Senate Minority Leader Mitch McConnell (R-KY) commented on his position in the Senate after the passage of a state bill regarding appointments to empty Senate seats, saying that he was "not going anywhere."
The bill, known as SB 228, requires the Kentucky governor to fill an empty seat in the Senate with a person from the same political party as the departing senator. The governor is provided a list of three people given to him by the executive committee of the departing lawmaker's party.
Earlier this month, Democratic Gov. Andy Beshear vetoed SB 228, arguing that it goes against the U.S. Constitution's 17th Amendment.
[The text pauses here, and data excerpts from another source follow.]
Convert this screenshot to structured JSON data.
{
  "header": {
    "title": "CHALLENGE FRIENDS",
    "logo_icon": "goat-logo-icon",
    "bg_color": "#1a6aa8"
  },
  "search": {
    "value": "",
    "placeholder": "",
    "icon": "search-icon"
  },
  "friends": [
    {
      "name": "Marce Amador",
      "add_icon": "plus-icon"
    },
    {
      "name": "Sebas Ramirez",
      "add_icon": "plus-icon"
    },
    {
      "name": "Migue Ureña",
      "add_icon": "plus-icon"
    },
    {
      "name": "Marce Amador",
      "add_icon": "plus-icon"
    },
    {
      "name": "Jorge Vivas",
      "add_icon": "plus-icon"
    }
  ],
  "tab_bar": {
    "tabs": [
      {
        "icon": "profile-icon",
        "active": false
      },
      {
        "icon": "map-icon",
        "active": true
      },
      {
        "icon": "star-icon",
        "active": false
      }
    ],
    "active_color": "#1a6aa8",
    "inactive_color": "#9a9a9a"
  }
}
According to Beshear, one of the goals of that amendment was to take away "power from political party bosses."
"Senate Bill 228 violates that very purpose of the amendment by returning the power, specifically in law, to a political party to come up with names for a vacancy," said Beshear.
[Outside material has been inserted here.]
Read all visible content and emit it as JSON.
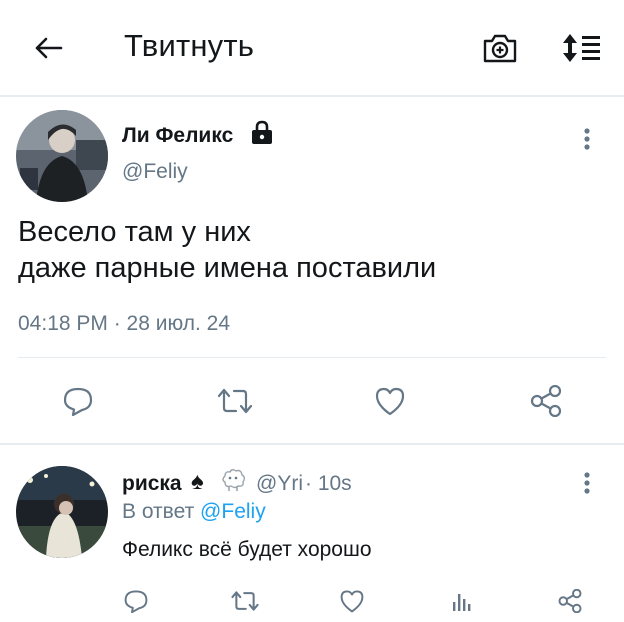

However, the Republican-controlled state legislature overrode the previous veto of the bill on Monday.
"I don't think we're going to have a vacancy. I'm not going anywhere. I just got elected to a six-year term. And I'm still the leader of my party in the Senate, so this is a hypothetical," McConnell said. "But I had watched this over the years in the Senate as various vacancies were filled and I thought this was the best way to go."
McConnell believes that filling the vacancy by a person of the same party honors the people's choice in the last election and said the next step is to "as rapidly as possible let the people decide rather than the governor."